同病院では外来患者を担当しながら高齢者の訪問リハビリも担当していた。

佐々木さんは29歳で出産する。息子さんがハンディキャップを持ち、医療的ケアが必要で、フルタイムで働けないため、同じ法人が運営する老人施設に移る。主に高齢者が入院している病院だった。

お昼の1、2時間だけの勤務で、患者の食事の様子をチェックし、こういうところが危なそうだから、こういう風に食事を変えた方がいいといった助言する仕事に就いた。ここで半年ぐらい勤務する。

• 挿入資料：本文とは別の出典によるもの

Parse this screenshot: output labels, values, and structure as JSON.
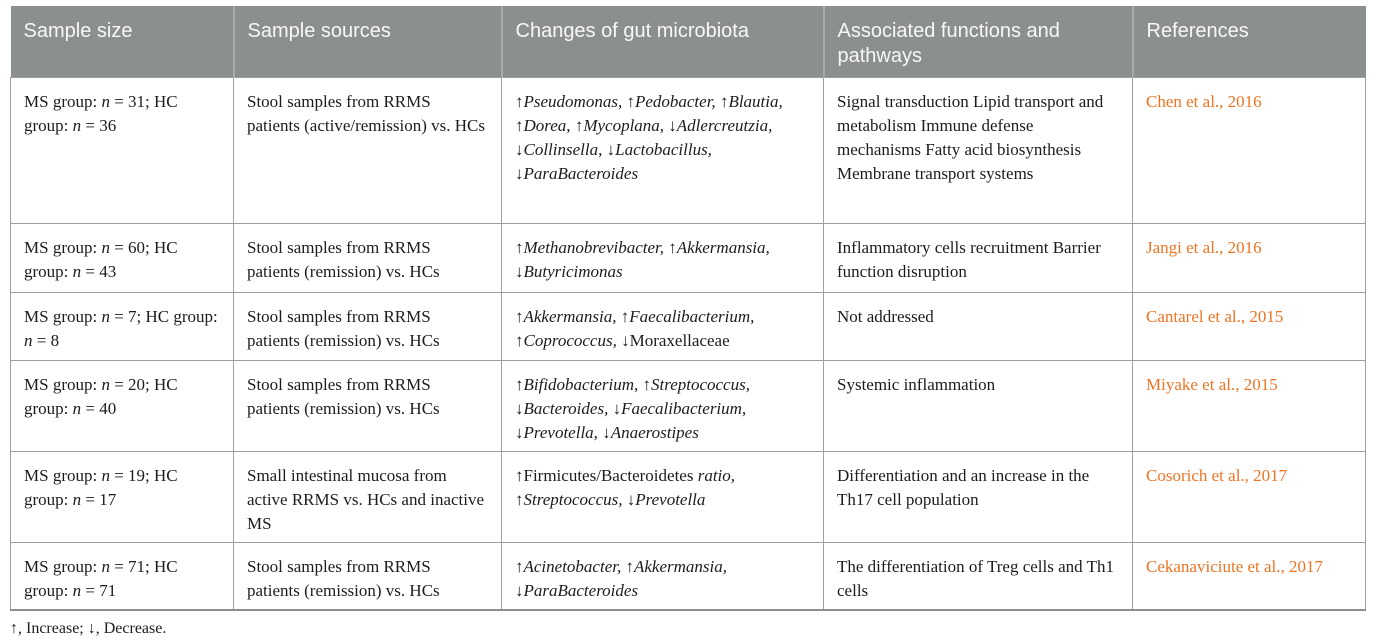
{
  "colors": {
    "header_bg": "#8b8f90",
    "header_text": "#f7f8f8",
    "body_text": "#1c1c1c",
    "reference_link": "#ed7422",
    "grid_line": "#9da0a1"
  },
  "table": {
    "columns": [
      {
        "label": "Sample size"
      },
      {
        "label": "Sample sources"
      },
      {
        "label": "Changes of gut microbiota"
      },
      {
        "label": "Associated functions and pathways"
      },
      {
        "label": "References"
      }
    ],
    "rows": [
      {
        "sample_size": [
          {
            "t": "MS group: "
          },
          {
            "t": "n",
            "i": true
          },
          {
            "t": " = 31; HC group: "
          },
          {
            "t": "n",
            "i": true
          },
          {
            "t": " = 36"
          }
        ],
        "sample_source": "Stool samples from RRMS patients (active/remission) vs. HCs",
        "changes": [
          {
            "t": "↑"
          },
          {
            "t": "Pseudomonas,",
            "i": true
          },
          {
            "t": " ↑"
          },
          {
            "t": "Pedobacter,",
            "i": true
          },
          {
            "t": " ↑"
          },
          {
            "t": "Blautia,",
            "i": true
          },
          {
            "t": " ↑"
          },
          {
            "t": "Dorea,",
            "i": true
          },
          {
            "t": " ↑"
          },
          {
            "t": "Mycoplana,",
            "i": true
          },
          {
            "t": " ↓"
          },
          {
            "t": "Adlercreutzia,",
            "i": true
          },
          {
            "t": " ↓"
          },
          {
            "t": "Collinsella,",
            "i": true
          },
          {
            "t": " ↓"
          },
          {
            "t": "Lactobacillus,",
            "i": true
          },
          {
            "t": " ↓"
          },
          {
            "t": "ParaBacteroides",
            "i": true
          }
        ],
        "functions": "Signal transduction Lipid transport and metabolism Immune defense mechanisms Fatty acid biosynthesis Membrane transport systems",
        "reference": "Chen et al., 2016"
      },
      {
        "sample_size": [
          {
            "t": "MS group: "
          },
          {
            "t": "n",
            "i": true
          },
          {
            "t": " = 60; HC group: "
          },
          {
            "t": "n",
            "i": true
          },
          {
            "t": " = 43"
          }
        ],
        "sample_source": "Stool samples from RRMS patients (remission) vs. HCs",
        "changes": [
          {
            "t": "↑"
          },
          {
            "t": "Methanobrevibacter,",
            "i": true
          },
          {
            "t": " ↑"
          },
          {
            "t": "Akkermansia,",
            "i": true
          },
          {
            "t": " ↓"
          },
          {
            "t": "Butyricimonas",
            "i": true
          }
        ],
        "functions": "Inflammatory cells recruitment Barrier function disruption",
        "reference": "Jangi et al., 2016"
      },
      {
        "sample_size": [
          {
            "t": "MS group: "
          },
          {
            "t": "n",
            "i": true
          },
          {
            "t": " = 7; HC group: "
          },
          {
            "t": "n",
            "i": true
          },
          {
            "t": " = 8"
          }
        ],
        "sample_source": "Stool samples from RRMS patients (remission) vs. HCs",
        "changes": [
          {
            "t": "↑"
          },
          {
            "t": "Akkermansia,",
            "i": true
          },
          {
            "t": " ↑"
          },
          {
            "t": "Faecalibacterium,",
            "i": true
          },
          {
            "t": " ↑"
          },
          {
            "t": "Coprococcus,",
            "i": true
          },
          {
            "t": " ↓Moraxellaceae"
          }
        ],
        "functions": "Not addressed",
        "reference": "Cantarel et al., 2015"
      },
      {
        "sample_size": [
          {
            "t": "MS group: "
          },
          {
            "t": "n",
            "i": true
          },
          {
            "t": " = 20; HC group: "
          },
          {
            "t": "n",
            "i": true
          },
          {
            "t": " = 40"
          }
        ],
        "sample_source": "Stool samples from RRMS patients (remission) vs. HCs",
        "changes": [
          {
            "t": "↑"
          },
          {
            "t": "Bifidobacterium,",
            "i": true
          },
          {
            "t": " ↑"
          },
          {
            "t": "Streptococcus,",
            "i": true
          },
          {
            "t": " ↓"
          },
          {
            "t": "Bacteroides,",
            "i": true
          },
          {
            "t": " ↓"
          },
          {
            "t": "Faecalibacterium,",
            "i": true
          },
          {
            "t": " ↓"
          },
          {
            "t": "Prevotella,",
            "i": true
          },
          {
            "t": " ↓"
          },
          {
            "t": "Anaerostipes",
            "i": true
          }
        ],
        "functions": "Systemic inflammation",
        "reference": "Miyake et al., 2015"
      },
      {
        "sample_size": [
          {
            "t": "MS group: "
          },
          {
            "t": "n",
            "i": true
          },
          {
            "t": " = 19; HC group: "
          },
          {
            "t": "n",
            "i": true
          },
          {
            "t": " = 17"
          }
        ],
        "sample_source": "Small intestinal mucosa from active RRMS vs. HCs and inactive MS",
        "changes": [
          {
            "t": "↑Firmicutes/Bacteroidetes "
          },
          {
            "t": "ratio,",
            "i": true
          },
          {
            "t": " ↑"
          },
          {
            "t": "Streptococcus,",
            "i": true
          },
          {
            "t": " ↓"
          },
          {
            "t": "Prevotella",
            "i": true
          }
        ],
        "functions": "Differentiation and an increase in the Th17 cell population",
        "reference": "Cosorich et al., 2017"
      },
      {
        "sample_size": [
          {
            "t": "MS group: "
          },
          {
            "t": "n",
            "i": true
          },
          {
            "t": " = 71; HC group: "
          },
          {
            "t": "n",
            "i": true
          },
          {
            "t": " = 71"
          }
        ],
        "sample_source": "Stool samples from RRMS patients (remission) vs. HCs",
        "changes": [
          {
            "t": "↑"
          },
          {
            "t": "Acinetobacter,",
            "i": true
          },
          {
            "t": " ↑"
          },
          {
            "t": "Akkermansia,",
            "i": true
          },
          {
            "t": " ↓"
          },
          {
            "t": "ParaBacteroides",
            "i": true
          }
        ],
        "functions": "The differentiation of Treg cells and Th1 cells",
        "reference": "Cekanaviciute et al., 2017"
      }
    ],
    "footnote": "↑, Increase; ↓, Decrease."
  }
}
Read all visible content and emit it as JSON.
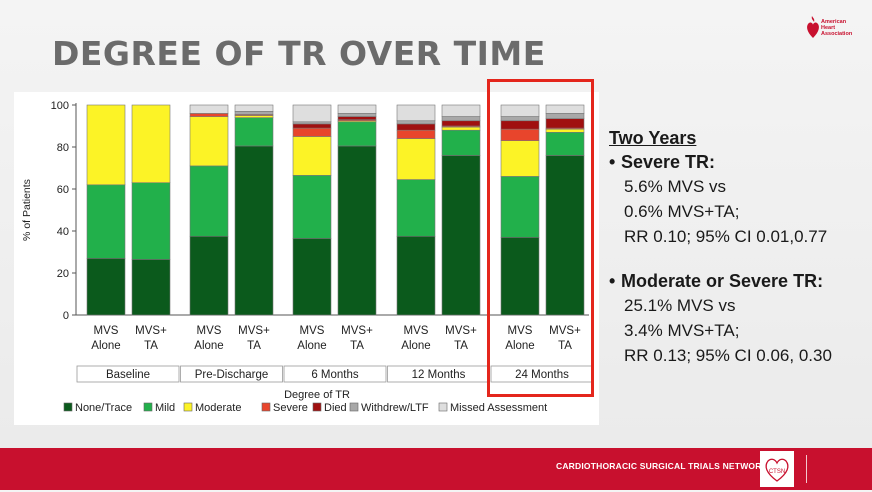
{
  "slide": {
    "title": "DEGREE OF TR OVER TIME",
    "logo_text": [
      "American",
      "Heart",
      "Association"
    ],
    "footer": "CARDIOTHORACIC SURGICAL TRIALS NETWORK",
    "footer_logo_text": "CTSN"
  },
  "notes": {
    "heading": "Two Years",
    "bullet1": "Severe TR:",
    "bullet1_lines": [
      "5.6% MVS  vs",
      "0.6% MVS+TA;",
      "RR 0.10; 95% CI 0.01,0.77"
    ],
    "bullet2": "Moderate or Severe TR:",
    "bullet2_lines": [
      "25.1% MVS vs",
      "3.4% MVS+TA;",
      "RR 0.13; 95% CI 0.06, 0.30"
    ]
  },
  "colors": {
    "None/Trace": "#0b5a1c",
    "Mild": "#22b04b",
    "Moderate": "#fcf326",
    "Severe": "#e8452c",
    "Died": "#a01010",
    "Withdrew/LTF": "#a8a8a8",
    "Missed Assessment": "#dedede",
    "highlight": "#e4261c",
    "footer": "#c8102e"
  },
  "chart_data": {
    "type": "bar",
    "stacked": true,
    "ylabel": "% of Patients",
    "ylim": [
      0,
      100
    ],
    "yticks": [
      0,
      20,
      40,
      60,
      80,
      100
    ],
    "group_labels": [
      "Baseline",
      "Pre-Discharge",
      "6 Months",
      "12 Months",
      "24 Months"
    ],
    "bar_labels": [
      [
        "MVS",
        "Alone"
      ],
      [
        "MVS+",
        "TA"
      ]
    ],
    "legend_title": "Degree of TR",
    "series_names": [
      "None/Trace",
      "Mild",
      "Moderate",
      "Severe",
      "Died",
      "Withdrew/LTF",
      "Missed Assessment"
    ],
    "bars": [
      {
        "group": "Baseline",
        "label": "MVS Alone",
        "values": [
          27,
          35,
          38,
          0,
          0,
          0,
          0
        ]
      },
      {
        "group": "Baseline",
        "label": "MVS+ TA",
        "values": [
          26.5,
          36.5,
          37,
          0,
          0,
          0,
          0
        ]
      },
      {
        "group": "Pre-Discharge",
        "label": "MVS Alone",
        "values": [
          37.5,
          33.5,
          23.5,
          1.5,
          0,
          0,
          4
        ]
      },
      {
        "group": "Pre-Discharge",
        "label": "MVS+ TA",
        "values": [
          80.5,
          13.5,
          1,
          0.5,
          0,
          1.5,
          3
        ]
      },
      {
        "group": "6 Months",
        "label": "MVS Alone",
        "values": [
          36.5,
          30,
          18.5,
          4,
          2,
          1,
          8
        ]
      },
      {
        "group": "6 Months",
        "label": "MVS+ TA",
        "values": [
          80.5,
          11.5,
          0.5,
          0.5,
          1.5,
          1.5,
          4
        ]
      },
      {
        "group": "12 Months",
        "label": "MVS Alone",
        "values": [
          37.5,
          27,
          19.5,
          4,
          3,
          1.5,
          7.5
        ]
      },
      {
        "group": "12 Months",
        "label": "MVS+ TA",
        "values": [
          76,
          12,
          1.5,
          0.5,
          2.5,
          2,
          5.5
        ]
      },
      {
        "group": "24 Months",
        "label": "MVS Alone",
        "values": [
          37,
          29,
          17,
          5.5,
          4,
          2,
          5.5
        ]
      },
      {
        "group": "24 Months",
        "label": "MVS+ TA",
        "values": [
          76,
          11,
          1.5,
          0.5,
          4.5,
          2.5,
          4
        ]
      }
    ]
  }
}
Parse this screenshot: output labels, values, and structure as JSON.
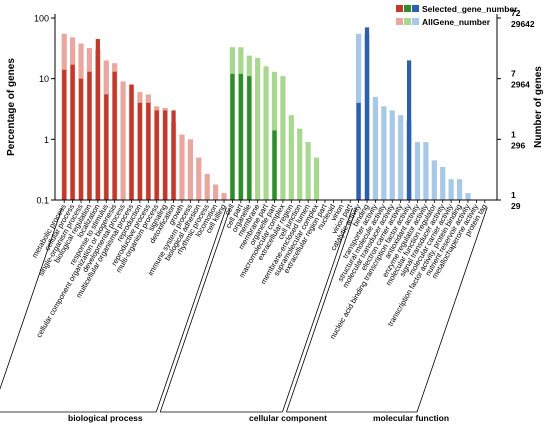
{
  "chart_data": {
    "type": "bar",
    "title": "",
    "ylabel": "Percentage of genes",
    "ylabel_right": "Number of genes",
    "y_scale": "log",
    "ylim": [
      0.1,
      100
    ],
    "y_ticks": [
      "0.1",
      "1",
      "10",
      "100"
    ],
    "right_ticks": [
      {
        "selected": "72",
        "all": "29642"
      },
      {
        "selected": "7",
        "all": "2964"
      },
      {
        "selected": "1",
        "all": "296"
      },
      {
        "selected": "1",
        "all": "29"
      }
    ],
    "legend": {
      "position": "top-right",
      "selected_label": "Selected_gene_number",
      "all_label": "AllGene_number"
    },
    "groups": [
      {
        "name": "biological process",
        "dark": "#c0392b",
        "light": "#e8a8a0"
      },
      {
        "name": "cellular component",
        "dark": "#2e8b2e",
        "light": "#a8d890"
      },
      {
        "name": "molecular function",
        "dark": "#2f5fa8",
        "light": "#a8c8e8"
      }
    ],
    "categories": [
      {
        "name": "metabolic process",
        "group": 0,
        "all": 55,
        "selected": 14
      },
      {
        "name": "cellular process",
        "group": 0,
        "all": 48,
        "selected": 17
      },
      {
        "name": "single-organism process",
        "group": 0,
        "all": 38,
        "selected": 10
      },
      {
        "name": "biological regulation",
        "group": 0,
        "all": 32,
        "selected": 13
      },
      {
        "name": "localization",
        "group": 0,
        "all": 30,
        "selected": 45
      },
      {
        "name": "response to stimulus",
        "group": 0,
        "all": 20,
        "selected": 5.5
      },
      {
        "name": "cellular component organization or biogenesis",
        "group": 0,
        "all": 18,
        "selected": 13
      },
      {
        "name": "developmental process",
        "group": 0,
        "all": 9,
        "selected": 0
      },
      {
        "name": "multicellular organismal process",
        "group": 0,
        "all": 8,
        "selected": 8
      },
      {
        "name": "reproduction",
        "group": 0,
        "all": 6,
        "selected": 4
      },
      {
        "name": "reproductive process",
        "group": 0,
        "all": 5.5,
        "selected": 4
      },
      {
        "name": "multi-organism process",
        "group": 0,
        "all": 3.5,
        "selected": 3
      },
      {
        "name": "signaling",
        "group": 0,
        "all": 3.3,
        "selected": 3
      },
      {
        "name": "detoxification",
        "group": 0,
        "all": 1.9,
        "selected": 3
      },
      {
        "name": "growth",
        "group": 0,
        "all": 1.2,
        "selected": 0
      },
      {
        "name": "immune system process",
        "group": 0,
        "all": 1.0,
        "selected": 0
      },
      {
        "name": "biological adhesion",
        "group": 0,
        "all": 0.5,
        "selected": 0
      },
      {
        "name": "rhythmic process",
        "group": 0,
        "all": 0.27,
        "selected": 0
      },
      {
        "name": "locomotion",
        "group": 0,
        "all": 0.18,
        "selected": 0
      },
      {
        "name": "cell killing",
        "group": 0,
        "all": 0.13,
        "selected": 0
      },
      {
        "name": "cell",
        "group": 1,
        "all": 33,
        "selected": 12
      },
      {
        "name": "cell part",
        "group": 1,
        "all": 33,
        "selected": 12
      },
      {
        "name": "organelle",
        "group": 1,
        "all": 24,
        "selected": 11
      },
      {
        "name": "membrane",
        "group": 1,
        "all": 22,
        "selected": 0
      },
      {
        "name": "membrane part",
        "group": 1,
        "all": 16,
        "selected": 0
      },
      {
        "name": "organelle part",
        "group": 1,
        "all": 13,
        "selected": 1.4
      },
      {
        "name": "macromolecular complex",
        "group": 1,
        "all": 11,
        "selected": 0
      },
      {
        "name": "extracellular region",
        "group": 1,
        "all": 2.5,
        "selected": 0
      },
      {
        "name": "cell junction",
        "group": 1,
        "all": 1.5,
        "selected": 0
      },
      {
        "name": "membrane-enclosed lumen",
        "group": 1,
        "all": 0.9,
        "selected": 0
      },
      {
        "name": "supramolecular complex",
        "group": 1,
        "all": 0.5,
        "selected": 0
      },
      {
        "name": "extracellular region part",
        "group": 1,
        "all": 0,
        "selected": 0
      },
      {
        "name": "nucleoid",
        "group": 1,
        "all": 0,
        "selected": 0
      },
      {
        "name": "virion",
        "group": 1,
        "all": 0,
        "selected": 0
      },
      {
        "name": "virion part",
        "group": 1,
        "all": 0,
        "selected": 0
      },
      {
        "name": "catalytic activity",
        "group": 2,
        "all": 55,
        "selected": 4
      },
      {
        "name": "binding",
        "group": 2,
        "all": 55,
        "selected": 70
      },
      {
        "name": "transporter activity",
        "group": 2,
        "all": 5,
        "selected": 0
      },
      {
        "name": "structural molecule activity",
        "group": 2,
        "all": 3.5,
        "selected": 0
      },
      {
        "name": "molecular transducer activity",
        "group": 2,
        "all": 3,
        "selected": 0
      },
      {
        "name": "electron carrier activity",
        "group": 2,
        "all": 2.5,
        "selected": 0
      },
      {
        "name": "nucleic acid binding transcription factor activity",
        "group": 2,
        "all": 2.0,
        "selected": 20
      },
      {
        "name": "antioxidant activity",
        "group": 2,
        "all": 0.9,
        "selected": 0
      },
      {
        "name": "enzyme regulator activity",
        "group": 2,
        "all": 0.9,
        "selected": 0
      },
      {
        "name": "molecular function regulator",
        "group": 2,
        "all": 0.45,
        "selected": 0
      },
      {
        "name": "signal transducer activity",
        "group": 2,
        "all": 0.35,
        "selected": 0
      },
      {
        "name": "molecular carrier activity",
        "group": 2,
        "all": 0.22,
        "selected": 0
      },
      {
        "name": "transcription factor activity, protein binding",
        "group": 2,
        "all": 0.22,
        "selected": 0
      },
      {
        "name": "nutrient reservoir activity",
        "group": 2,
        "all": 0.13,
        "selected": 0
      },
      {
        "name": "metallochaperone activity",
        "group": 2,
        "all": 0,
        "selected": 0
      },
      {
        "name": "protein tag",
        "group": 2,
        "all": 0,
        "selected": 0
      }
    ]
  }
}
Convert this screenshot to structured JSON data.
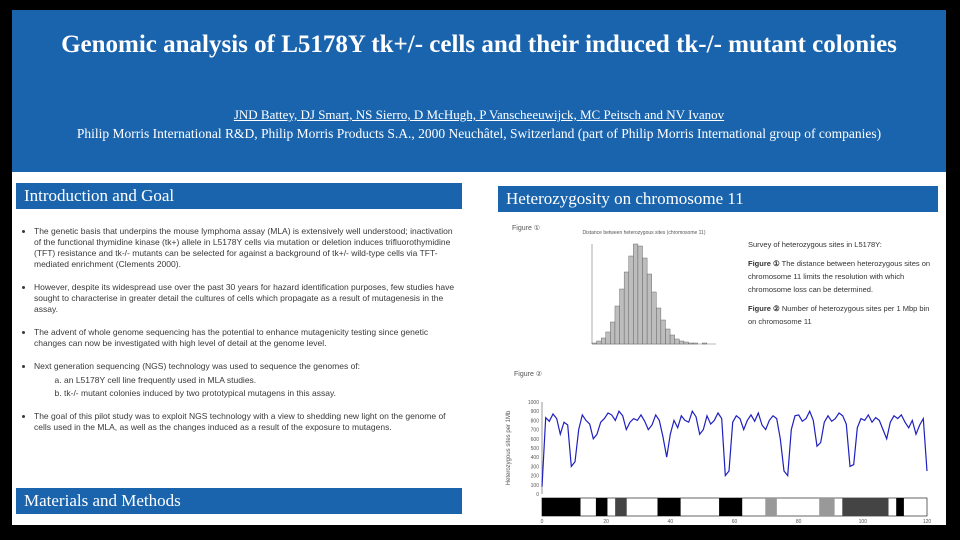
{
  "header": {
    "title": "Genomic analysis of L5178Y tk+/- cells and their induced tk-/- mutant colonies",
    "authors": "JND Battey, DJ Smart, NS Sierro, D McHugh, P Vanscheeuwijck, MC Peitsch and NV Ivanov",
    "affiliation": "Philip Morris International R&D, Philip Morris Products S.A., 2000 Neuchâtel, Switzerland (part of Philip Morris International group of companies)"
  },
  "sections": {
    "intro_title": "Introduction and Goal",
    "methods_title": "Materials and Methods",
    "hetero_title": "Heterozygosity on chromosome 11"
  },
  "intro": {
    "bullets": [
      "The genetic basis that underpins the mouse lymphoma assay (MLA) is extensively well understood; inactivation of the functional thymidine kinase (tk+) allele in L5178Y cells via mutation or deletion induces trifluorothymidine (TFT) resistance and tk-/- mutants can be selected for against a background of tk+/- wild-type cells via TFT-mediated enrichment (Clements 2000).",
      "However, despite its widespread use over the past 30 years for hazard identification purposes, few studies have sought to characterise in greater detail the cultures of cells which propagate as a result of mutagenesis in the assay.",
      "The advent of whole genome sequencing has the potential to enhance mutagenicity testing since genetic changes can now be investigated with high level of detail at the genome level.",
      "Next generation sequencing (NGS) technology was used to sequence the genomes of:",
      "The goal of this pilot study was to exploit NGS technology with a view to shedding new light on the genome of cells used in the MLA, as well as the changes induced as a result of the exposure to mutagens."
    ],
    "subitems": [
      "an L5178Y cell line frequently used in MLA studies.",
      "tk-/- mutant colonies induced by two prototypical mutagens in this assay."
    ]
  },
  "figures": {
    "fig1_label": "Figure ①",
    "fig2_label": "Figure ②",
    "fig1_title": "Distance between heterozygous sites (chromosome 11)"
  },
  "caption": {
    "lead": "Survey of heterozygous sites in L5178Y:",
    "fig1_ref": "Figure ①",
    "fig1_text": " The distance between heterozygous sites on chromosome 11 limits the resolution with which chromosome loss can be determined.",
    "fig2_ref": "Figure ②",
    "fig2_text": " Number of heterozygous sites per 1 Mbp bin on chromosome 11"
  },
  "chart_data": [
    {
      "type": "bar",
      "title": "Distance between heterozygous sites (chromosome 11)",
      "values": [
        1,
        3,
        6,
        12,
        22,
        38,
        55,
        72,
        88,
        100,
        98,
        86,
        70,
        52,
        36,
        24,
        15,
        9,
        5,
        3,
        2,
        1,
        1,
        0,
        1,
        0,
        0
      ],
      "ylim": [
        0,
        100
      ]
    },
    {
      "type": "line",
      "ylabel": "Heterozygous sites per 1Mb",
      "y_ticks": [
        "1000",
        "900",
        "800",
        "700",
        "600",
        "500",
        "400",
        "300",
        "200",
        "100",
        "0"
      ],
      "ylim": [
        0,
        1000
      ],
      "x_ticks": [
        "0",
        "20",
        "40",
        "60",
        "80",
        "100",
        "120"
      ],
      "values": [
        80,
        830,
        790,
        870,
        820,
        650,
        780,
        750,
        300,
        350,
        700,
        860,
        800,
        760,
        600,
        650,
        780,
        820,
        880,
        860,
        800,
        900,
        850,
        700,
        780,
        820,
        800,
        860,
        790,
        700,
        750,
        860,
        800,
        620,
        400,
        650,
        800,
        720,
        850,
        800,
        780,
        900,
        840,
        650,
        700,
        850,
        760,
        800,
        880,
        820,
        200,
        250,
        780,
        850,
        820,
        700,
        800,
        860,
        790,
        880,
        750,
        700,
        800,
        850,
        820,
        600,
        250,
        200,
        700,
        850,
        860,
        790,
        820,
        900,
        800,
        520,
        560,
        780,
        850,
        790,
        820,
        880,
        850,
        760,
        300,
        320,
        720,
        820,
        800,
        860,
        780,
        830,
        800,
        700,
        600,
        780,
        850,
        820,
        860,
        780,
        720,
        800,
        650,
        750,
        820,
        250
      ]
    }
  ]
}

息子さんが世話になっていた町田市にあるハンディキャップを持った子ども向けの訪問看護事業所から誘いを受ける。子ども向けの訪問リハビリをやって欲しいと。

息子さんの事もあり、高齢者よりも子ども達の面倒を看たいとの思いが強く、この事業所で1日に2、3時間といったペースで働くことになる。

同事業所で子どもの訪問リハビリを続けていくうちに、もう少し幅広く活動したいと思うようになる。
ここでは支援できる子どもが近隣の子供達に限られるし、現行の医療制度の中ではやれることも限られている。制度の枠を超えて、子どもの支援をもっと幅広くにやってみたいと考え、個人事業主として開業する。

同事業所での勤務を続けながら、両親がフルタイムで働いている家庭向けの週末訪問リハビリやスヌーズレンの普及活動、WEBサイトを使ったハンディキャップを持った子どもの発達相談を始めている。

また、ハンディキャップを持つ子の母として、子供も母親も納得して訓練が進められるようなメソッドを開発することも考えている。

言語聴覚士になって12年。もっと出来ることがあるのではないか。改めて考えを巡らしている。言語聴覚士が持つ知識や経験は社会にもっと役立つはずだと思っているから。